Based on Table 9-3 in the ECE1117 datasheet, we can see that the KSO drive polarity is active low. That is, the selected column output drives the pulled-up KSI to ground through the pressed switch. Accordingly, in the simulation I have pulled up each KSI with 10K (arbitrary). The KSOs are driven by a flip-flop chain that simply ripples a pulse in an infinite loop to simulate a KSO strobe. I’ve fitted 10 Ohm resistors in series with every KSO to prevent zero-resistance loops that would otherwise break the simulation (infinite current). Why will become clear in a moment.
So let’s start playing with it. We can see that pressing the W key causes the pulled-up KSI2 line line to be grounded through the active-low pulse on KSO1 when it rolls around. By correlating the asserted KSO and KSI signals, the firmware can therefore determine which key is pressed.
We can also visually inspect that diodeless keyboards like this (we’ll talk about the ones I have bypassed at the top in a moment) are not protected against ghosting, so they use blocking instead.
Suppose we press W, E and 3. The KSI5 line’s pull-up is grounded by the KSO01 pulse via the path 3→E→W→KSO01. Thus, when the KSO01 pulse rolls around, we will see a ‘ghost’ of it on KSI5, which will lead to the controller incorrectly concluding that the 2 key was pressed.
To get around this, the firmware is simply designed to ignore or ‘block’ certain key combinations. You can try this out for yourself. Select a text box and hold down the W, E, and 3 keys. Then go ahead and try to press 2. You’ll find it doesn’t type. In fact you won’t be able to type 1, 4, 7, 8, 9, 0, Q, R, U, I, O, P either. But you will be able to type 5, 6, -, +/=, T, Y, [, and ].
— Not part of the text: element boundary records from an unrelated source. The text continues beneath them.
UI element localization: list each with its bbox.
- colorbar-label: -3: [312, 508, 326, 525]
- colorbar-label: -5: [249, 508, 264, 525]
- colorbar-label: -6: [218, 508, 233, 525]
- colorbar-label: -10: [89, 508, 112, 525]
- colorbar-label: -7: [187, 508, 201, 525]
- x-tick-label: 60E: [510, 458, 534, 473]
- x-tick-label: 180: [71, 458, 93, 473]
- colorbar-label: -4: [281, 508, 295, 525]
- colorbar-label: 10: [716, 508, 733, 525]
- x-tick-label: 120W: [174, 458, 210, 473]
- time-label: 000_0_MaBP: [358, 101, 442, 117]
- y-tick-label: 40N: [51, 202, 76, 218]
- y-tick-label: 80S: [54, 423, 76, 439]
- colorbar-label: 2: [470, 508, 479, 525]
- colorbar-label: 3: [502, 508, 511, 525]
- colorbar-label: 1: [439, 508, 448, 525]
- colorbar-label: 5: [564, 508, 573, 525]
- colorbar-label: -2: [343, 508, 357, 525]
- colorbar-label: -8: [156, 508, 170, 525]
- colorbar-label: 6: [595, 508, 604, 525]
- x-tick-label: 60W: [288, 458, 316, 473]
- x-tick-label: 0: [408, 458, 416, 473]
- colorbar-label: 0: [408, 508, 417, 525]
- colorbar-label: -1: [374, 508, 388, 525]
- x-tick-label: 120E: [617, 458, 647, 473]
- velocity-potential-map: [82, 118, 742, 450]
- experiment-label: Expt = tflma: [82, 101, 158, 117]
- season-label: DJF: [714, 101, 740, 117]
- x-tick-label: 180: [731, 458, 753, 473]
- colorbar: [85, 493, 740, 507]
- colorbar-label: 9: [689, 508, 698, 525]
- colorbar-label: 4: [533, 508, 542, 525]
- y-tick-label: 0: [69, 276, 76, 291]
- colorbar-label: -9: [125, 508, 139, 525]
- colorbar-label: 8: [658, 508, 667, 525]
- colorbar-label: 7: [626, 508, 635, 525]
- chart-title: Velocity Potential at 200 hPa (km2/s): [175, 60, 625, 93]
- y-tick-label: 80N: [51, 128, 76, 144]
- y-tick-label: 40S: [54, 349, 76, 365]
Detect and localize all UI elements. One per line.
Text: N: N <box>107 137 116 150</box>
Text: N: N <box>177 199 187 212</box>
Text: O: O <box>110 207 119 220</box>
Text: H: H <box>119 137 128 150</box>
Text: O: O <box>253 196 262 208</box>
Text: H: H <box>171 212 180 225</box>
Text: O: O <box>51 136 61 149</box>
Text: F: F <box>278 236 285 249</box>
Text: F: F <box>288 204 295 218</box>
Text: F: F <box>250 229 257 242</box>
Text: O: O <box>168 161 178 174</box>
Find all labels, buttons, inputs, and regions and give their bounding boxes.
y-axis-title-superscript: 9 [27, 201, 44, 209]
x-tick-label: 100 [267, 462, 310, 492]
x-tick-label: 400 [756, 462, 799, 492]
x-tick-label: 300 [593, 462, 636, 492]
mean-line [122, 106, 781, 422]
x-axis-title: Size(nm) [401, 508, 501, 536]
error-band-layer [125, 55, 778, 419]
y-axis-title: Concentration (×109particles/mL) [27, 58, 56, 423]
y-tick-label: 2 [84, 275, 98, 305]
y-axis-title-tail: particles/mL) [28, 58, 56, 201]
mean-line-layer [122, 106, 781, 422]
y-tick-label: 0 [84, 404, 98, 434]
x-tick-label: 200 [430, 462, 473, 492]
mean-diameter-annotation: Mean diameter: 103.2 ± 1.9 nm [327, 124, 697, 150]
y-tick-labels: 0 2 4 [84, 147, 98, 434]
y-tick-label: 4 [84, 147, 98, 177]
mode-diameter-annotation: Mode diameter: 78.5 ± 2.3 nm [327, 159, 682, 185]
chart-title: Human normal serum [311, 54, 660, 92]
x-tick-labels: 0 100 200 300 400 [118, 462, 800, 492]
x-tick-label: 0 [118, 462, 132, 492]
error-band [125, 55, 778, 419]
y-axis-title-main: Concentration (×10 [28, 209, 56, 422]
Why becomes clear when we look at how these keys are arranged on the KSIs. You can see every key that’s ignored coexists on the same KSI line as W, E, or 3, while every key that’s correctly registered is on a different KSI line. This is how blocking works.
The reason for going into this detail about blocking is because multiple key presses relates on a common KSI relates to a detail in Table 9-3 of the ECE1117 datasheet; specifically that KSOs are driven high/low in both de-asserted and asserted cases. Let’s see what happens when we press W and E simultaneously:
We can see that we end up with a short from KSO01 to KSO02. This becomes problematic when one of them is asserted, as you get a high→low short whose current is only limited by the GPIO drive strength and the resistance of the keyboard traces themselves. Table 9-3 does use both assert/de-assert and driven high/low in different contexts. So it is possible in scan mode that the drive is open-drain only, in which case the above problem doesn’t exist. However we do have what appears to be evidence of an overcurrent event on the W key by way of a hole, so it can’t be ruled out.
We can see that if we open up the bypasses across the KSO diodes (simulating an open-drain drive), then the problem does indeed go away.
Conclusion
It’s not clear what the root cause was for the failure of the W key, though it is evident there was some form of overcurrent event. Where from remains unknown. If the cause was indeed due to totem-pole drive of the KSO lines being exposed to short circuit conditions via the keyboard matrix, then there are a number of options to improve reliability:
Configure the ECE1117 KSO lines in open-drain mode (may not be possible if the chip doesn’t allow for this).
Add series diodes to KSO lines so they behave as open-drain (adds cost).
Reduce drive strength on KSO lines to limit current during short circuit cases (may not be possible if the chip doesn’t allow for this).
Add series resistors to KSO lines to limit current during short circuit cases (cheaper than diode solution).
Increase trace thickness/conductivity of keyboard membrane traces. This will reduce the power dissipated in the membrane when exposed to short-circuit conditions and hopefully allow it to ‘ride through’. (may required a change in construction, which may increase cost).